Pension funds dominate the Icelandic capital markets gobbling up opportunities
- Pension assets were equivalent to 158% of GDP at the end of 2018
- 6% annual growth is envisaged in the next four years
- Assets look set to grow by three or four times GDP by 2067
- Iceland needs foreign investment in its economy as well as overseas opportunities for its pension funds
Iceland often top lists of equality, safety and peace rankings and was recently ranked as the best country to retire in, according to a study by Natixis Investment Manager’s Global Retirement index.
In the Natixis report, Iceland climbed from second place and scored highly on retirement finances, health, material well-being, government debt, interest rates, inflation, income equality, income per capita and unemployment.
Despite the accolades, the enviable position of having a fully funded pension system also creates problems.
A recent study of the Icelandic pension system by Institutional Asset Management at Arion banki, shows that the pension system could have assets equivalent to three or four times that of GDP by 2067, compared with 158% at present. Large positive inflows are expected for at least the next decade, in asset and GDP terms (figures 1 and 2).
Ólafur Örn Jónsson, senior portfolio manager at Arion banki, says having such a large volume of pensions assets relative to GDP is already problematic. “The assets have to be invested somewhere and if it is only invested in the domestic market we could have a bubble. One option to avoid this situation is to invest abroad,” he says.
According to the Icelandic Financial Services Authority, the country’s pension funds invested 28% of total assets internationally at the end of 2018. This was up from 20% when currency controls were introduced in 2008 but still short of the 30% allocation prior to the restrictions. Jónsson says it is expected that pension fund investments internationally will have risen to 40% by 2026.
Since new investment guidelines in 2017, the maximum investment limit for international exposure is 50% but with currency hedging it can exceed that level.
Jónsson says that not everything will be solved by international exposure as liabilities remain in Icelandic króna. “We have to have inflows from international investors into Iceland as well in order to mitigate the large size of the system. We cannot solely rely on boosting international investments since our liabilities remain in ISK,” he says. This remains an option while current foreign currency reserves are at historically high levels and the economy is ticking along, but there might come a time when this is not the case. “What if foreign currency is not so readily available?” he says.
Jónsson has looked at both occupational and public sector funds as well as private pensions. Total assets at the end of 2018 was over ISK4.44trn (€32.3bn) with a growth rate of 6% for the next four years and positive inflows until 2033. In order to better forecast he used assets, premiums and pension pay-outs according to pension fund annual reports at the end of 2018. He used Statistics Iceland’s population forecast to 2067 to predict pension premiums and pay-outs. Assumptions on GDP and real wages in the first three years are from the central bank but after that 1% GDP growth and unchanged real wages is assumed. A 3.5% real return on assets is also assumed. Jónsson says that while the returns may seem high it is industry standard and in line with actuarial assumptions.

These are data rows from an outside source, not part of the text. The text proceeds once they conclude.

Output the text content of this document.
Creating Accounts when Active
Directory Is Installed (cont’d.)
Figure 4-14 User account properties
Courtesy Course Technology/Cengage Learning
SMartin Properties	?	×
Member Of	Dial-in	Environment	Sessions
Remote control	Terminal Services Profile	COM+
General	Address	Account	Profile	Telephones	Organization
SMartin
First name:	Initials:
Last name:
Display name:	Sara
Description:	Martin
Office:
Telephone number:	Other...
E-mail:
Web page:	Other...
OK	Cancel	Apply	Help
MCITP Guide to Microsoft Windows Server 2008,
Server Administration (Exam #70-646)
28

Jónsson says the size of the pension sector creates pressure on the economy and solutions will not be easy. “Having a pension system that is three or four times the size of GDP would be an issue even for larger economies. We do not have any simple solutions to this. There has been talk of cutting the payments into the system or improving the links between pensions and the social security system,” he says.
One solution that has been suggested is infrastructure investments. The country is currently revising its private-public partnership legislation in order to facilitate financing and attract capital (see separate article).
“If infrastructure projects are well-set up it could attract both international and domestic capital from institutional investors and in the long run boost GDP, creating a virtuous cycle,” Jónsson says.
Iceland is preparing for reforms of its pension regulations. One issue has been the lingering consequences of the 2008 global financial crisis and the resulting capital controls. These controls were removed in 2016 and new investment guidelines introduced the year after.
The controls forced pension funds to only invest domestically which resulted in pension funds owning a large proportion of all listed stocks and bonds. This has led to questions about share prices and the liquidity of the bond market as well as concerns over competition and how pension funds can act as effective active owners. Other issues highlighted are management relationships as well as the homogeneity of the investment groups. The review wants to ensure the functioning of markets and boost confidence of international investors.
A report was published earlier this year on the role of pension funds in the Icelandic economy. The report, commissioned by the prime minister, recognises the risk associated with the size of the Icelandic pension funds and proposes lowering the perceived risk of the pension funds as corporate owners.
Its recommendations also favour raising target allocations internationally to increase asset diversification. In addition, pension funds would be obliged to publish ownership and voting reports annually.